# The Great Crate Escape!



## redrover (Mar 17, 2011)

So I get home from work today and open the door to find...Jasper! Staring at me! Whaaaat? 

So at some point in the day he got out of his crate. Not sure when, but luckily he neither got into anything inappropriate, nor did he soil despite having a fair amount of room to do so (he has solid 8 hour bladder control, but I doubt he actually _likes_ waiting that long). Not sure if he just didn't have enough time to get into anything, or if he's just that well-trained (ha!).

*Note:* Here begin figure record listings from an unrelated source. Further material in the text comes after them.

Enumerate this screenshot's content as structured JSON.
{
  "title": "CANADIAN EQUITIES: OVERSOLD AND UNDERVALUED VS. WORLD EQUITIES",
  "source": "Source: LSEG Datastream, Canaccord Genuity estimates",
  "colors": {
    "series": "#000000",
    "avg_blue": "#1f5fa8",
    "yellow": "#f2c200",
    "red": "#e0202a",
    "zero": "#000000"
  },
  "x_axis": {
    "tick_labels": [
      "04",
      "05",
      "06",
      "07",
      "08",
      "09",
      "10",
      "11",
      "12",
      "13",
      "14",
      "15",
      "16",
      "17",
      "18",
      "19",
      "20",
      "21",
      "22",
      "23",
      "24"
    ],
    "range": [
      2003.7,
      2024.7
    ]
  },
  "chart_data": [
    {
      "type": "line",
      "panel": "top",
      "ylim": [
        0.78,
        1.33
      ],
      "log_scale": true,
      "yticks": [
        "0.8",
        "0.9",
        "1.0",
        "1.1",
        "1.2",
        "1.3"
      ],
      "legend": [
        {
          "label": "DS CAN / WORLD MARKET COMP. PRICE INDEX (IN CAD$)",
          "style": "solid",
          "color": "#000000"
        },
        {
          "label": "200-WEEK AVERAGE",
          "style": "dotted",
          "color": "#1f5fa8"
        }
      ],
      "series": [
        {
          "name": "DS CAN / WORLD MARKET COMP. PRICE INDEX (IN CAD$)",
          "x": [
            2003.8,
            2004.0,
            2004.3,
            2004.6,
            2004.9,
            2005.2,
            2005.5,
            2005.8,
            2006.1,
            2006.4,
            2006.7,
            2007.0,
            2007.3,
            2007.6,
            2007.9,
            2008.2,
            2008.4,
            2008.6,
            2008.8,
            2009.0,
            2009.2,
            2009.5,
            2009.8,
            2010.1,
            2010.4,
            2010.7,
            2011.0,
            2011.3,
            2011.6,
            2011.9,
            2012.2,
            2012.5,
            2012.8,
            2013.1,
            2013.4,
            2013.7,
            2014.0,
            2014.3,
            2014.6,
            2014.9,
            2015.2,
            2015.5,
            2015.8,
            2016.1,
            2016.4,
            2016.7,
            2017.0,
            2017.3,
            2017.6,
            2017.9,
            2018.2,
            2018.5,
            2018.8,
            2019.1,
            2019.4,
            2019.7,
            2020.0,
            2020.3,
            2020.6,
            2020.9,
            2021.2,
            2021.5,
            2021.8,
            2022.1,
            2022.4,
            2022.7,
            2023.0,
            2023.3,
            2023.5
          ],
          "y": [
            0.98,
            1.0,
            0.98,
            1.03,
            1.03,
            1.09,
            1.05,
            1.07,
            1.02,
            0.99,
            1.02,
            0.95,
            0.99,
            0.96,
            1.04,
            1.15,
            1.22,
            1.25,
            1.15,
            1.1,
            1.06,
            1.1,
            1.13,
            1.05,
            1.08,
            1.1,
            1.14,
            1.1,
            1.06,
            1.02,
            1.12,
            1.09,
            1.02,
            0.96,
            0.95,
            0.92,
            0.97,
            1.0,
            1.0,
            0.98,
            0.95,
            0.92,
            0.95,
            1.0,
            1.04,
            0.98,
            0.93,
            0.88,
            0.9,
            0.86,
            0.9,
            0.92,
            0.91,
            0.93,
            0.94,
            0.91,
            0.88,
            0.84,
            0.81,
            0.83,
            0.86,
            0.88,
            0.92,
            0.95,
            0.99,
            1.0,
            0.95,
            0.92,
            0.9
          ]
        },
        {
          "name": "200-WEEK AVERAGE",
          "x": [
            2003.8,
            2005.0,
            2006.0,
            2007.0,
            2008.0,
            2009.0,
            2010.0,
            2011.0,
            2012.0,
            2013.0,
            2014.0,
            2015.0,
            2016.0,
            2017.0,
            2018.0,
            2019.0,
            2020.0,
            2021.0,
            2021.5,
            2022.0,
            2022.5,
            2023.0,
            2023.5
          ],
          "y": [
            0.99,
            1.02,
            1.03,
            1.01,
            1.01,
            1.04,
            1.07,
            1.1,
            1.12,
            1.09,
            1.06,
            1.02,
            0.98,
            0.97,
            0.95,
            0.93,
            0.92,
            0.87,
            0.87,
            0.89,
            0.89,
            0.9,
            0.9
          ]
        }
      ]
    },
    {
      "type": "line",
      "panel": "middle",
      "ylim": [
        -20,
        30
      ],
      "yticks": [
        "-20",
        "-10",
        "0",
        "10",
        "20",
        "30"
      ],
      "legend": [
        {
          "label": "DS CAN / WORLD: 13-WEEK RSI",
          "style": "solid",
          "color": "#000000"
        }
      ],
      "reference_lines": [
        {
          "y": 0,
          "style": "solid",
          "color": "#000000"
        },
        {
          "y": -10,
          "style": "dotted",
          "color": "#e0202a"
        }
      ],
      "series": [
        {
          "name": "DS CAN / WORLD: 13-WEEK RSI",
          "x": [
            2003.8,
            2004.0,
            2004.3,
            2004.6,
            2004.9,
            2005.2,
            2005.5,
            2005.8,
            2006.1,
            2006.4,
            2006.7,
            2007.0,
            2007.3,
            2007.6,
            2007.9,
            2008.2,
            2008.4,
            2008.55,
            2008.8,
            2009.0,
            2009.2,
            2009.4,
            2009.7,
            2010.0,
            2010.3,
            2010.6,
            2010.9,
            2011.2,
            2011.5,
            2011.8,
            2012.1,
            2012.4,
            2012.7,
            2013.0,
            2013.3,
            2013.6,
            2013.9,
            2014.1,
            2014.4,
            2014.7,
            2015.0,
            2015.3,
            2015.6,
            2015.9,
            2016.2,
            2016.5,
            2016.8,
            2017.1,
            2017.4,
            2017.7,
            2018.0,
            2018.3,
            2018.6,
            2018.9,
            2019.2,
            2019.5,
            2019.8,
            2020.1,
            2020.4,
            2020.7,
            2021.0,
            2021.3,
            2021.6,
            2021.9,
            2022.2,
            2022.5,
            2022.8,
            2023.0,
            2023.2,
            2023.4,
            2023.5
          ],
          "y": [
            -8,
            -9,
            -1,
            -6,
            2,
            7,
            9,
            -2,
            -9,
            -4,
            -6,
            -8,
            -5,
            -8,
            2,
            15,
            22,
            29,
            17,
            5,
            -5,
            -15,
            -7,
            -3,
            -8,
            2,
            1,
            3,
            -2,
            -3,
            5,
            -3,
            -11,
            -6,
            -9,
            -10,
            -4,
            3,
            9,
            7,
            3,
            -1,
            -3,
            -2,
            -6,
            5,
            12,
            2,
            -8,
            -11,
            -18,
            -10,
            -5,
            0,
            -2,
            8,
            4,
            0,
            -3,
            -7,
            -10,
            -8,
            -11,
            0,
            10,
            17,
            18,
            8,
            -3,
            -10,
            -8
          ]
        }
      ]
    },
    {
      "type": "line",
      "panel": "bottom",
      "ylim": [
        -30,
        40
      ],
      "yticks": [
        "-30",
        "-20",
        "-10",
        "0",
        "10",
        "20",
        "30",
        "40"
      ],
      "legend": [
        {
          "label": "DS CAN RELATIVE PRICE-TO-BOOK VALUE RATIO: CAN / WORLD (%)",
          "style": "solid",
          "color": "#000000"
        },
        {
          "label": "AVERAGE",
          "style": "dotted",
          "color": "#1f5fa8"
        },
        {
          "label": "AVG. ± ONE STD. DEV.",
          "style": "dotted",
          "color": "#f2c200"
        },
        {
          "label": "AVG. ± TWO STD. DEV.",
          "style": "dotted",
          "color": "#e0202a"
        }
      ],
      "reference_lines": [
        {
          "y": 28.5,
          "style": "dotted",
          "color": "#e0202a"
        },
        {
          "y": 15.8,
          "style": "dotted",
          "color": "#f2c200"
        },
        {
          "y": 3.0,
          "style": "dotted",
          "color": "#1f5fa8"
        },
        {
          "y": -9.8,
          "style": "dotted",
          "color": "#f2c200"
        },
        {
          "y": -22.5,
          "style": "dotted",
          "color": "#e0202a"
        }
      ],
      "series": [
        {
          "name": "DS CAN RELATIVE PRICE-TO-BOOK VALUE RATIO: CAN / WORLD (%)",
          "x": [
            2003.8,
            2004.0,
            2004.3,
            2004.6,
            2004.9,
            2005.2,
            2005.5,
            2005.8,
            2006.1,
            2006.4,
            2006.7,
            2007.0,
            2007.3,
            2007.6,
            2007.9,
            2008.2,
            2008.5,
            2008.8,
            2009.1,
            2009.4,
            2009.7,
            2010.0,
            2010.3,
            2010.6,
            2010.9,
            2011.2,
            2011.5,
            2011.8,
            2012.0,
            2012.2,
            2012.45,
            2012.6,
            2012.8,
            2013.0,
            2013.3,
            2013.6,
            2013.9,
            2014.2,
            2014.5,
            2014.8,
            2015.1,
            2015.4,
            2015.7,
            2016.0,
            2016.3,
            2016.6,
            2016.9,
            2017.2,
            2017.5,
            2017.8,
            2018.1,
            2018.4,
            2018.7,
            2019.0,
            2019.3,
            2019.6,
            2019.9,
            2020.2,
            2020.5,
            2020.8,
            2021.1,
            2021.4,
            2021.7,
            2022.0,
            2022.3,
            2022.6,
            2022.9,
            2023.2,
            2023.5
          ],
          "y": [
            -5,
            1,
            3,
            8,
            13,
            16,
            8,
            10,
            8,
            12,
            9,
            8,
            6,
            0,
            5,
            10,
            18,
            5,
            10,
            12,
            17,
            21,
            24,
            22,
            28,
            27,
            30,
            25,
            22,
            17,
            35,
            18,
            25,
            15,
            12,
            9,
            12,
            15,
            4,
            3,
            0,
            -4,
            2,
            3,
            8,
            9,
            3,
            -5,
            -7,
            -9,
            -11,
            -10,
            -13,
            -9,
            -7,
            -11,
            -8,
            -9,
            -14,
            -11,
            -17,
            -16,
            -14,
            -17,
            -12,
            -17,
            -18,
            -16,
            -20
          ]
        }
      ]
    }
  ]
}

Anywho, I don't know if I just didn't have the door shut tightly enough, or if he figured it out all on his own. It has what I presume are fairly standard crate doors and handles, and I typically make sure the two doors are securely shut. Anyone else have this happen? Do you have any ways that you can make sure the crate door is pretty securely shut, preferably without having any strings or twisty ties hanging around?


----------



## welovezoey (Jun 18, 2009)

the same thing happens with zoey but she will only do it when it rains. she HATES thunder so when ever it rains she freaks out! just last week she got out of her kennle(we only lock the top lock) in the middle of the night and woke us all up! that was her 3rd time this summer, now we make sure we lock both locks!


----------



## datacan (May 15, 2011)

Our Sam opened one latch by licking from the inside. He knows where we touch the create door and licks around there. His wire crate is from Petsmart 36" with standard latch system.
Always thought they will figure it out. Out cat knows we use the doorknob when we open doors so he stretches and touches the doorknob.
I may have to twist tie the latch too.

Don't worry they lack opposable thumbs.


----------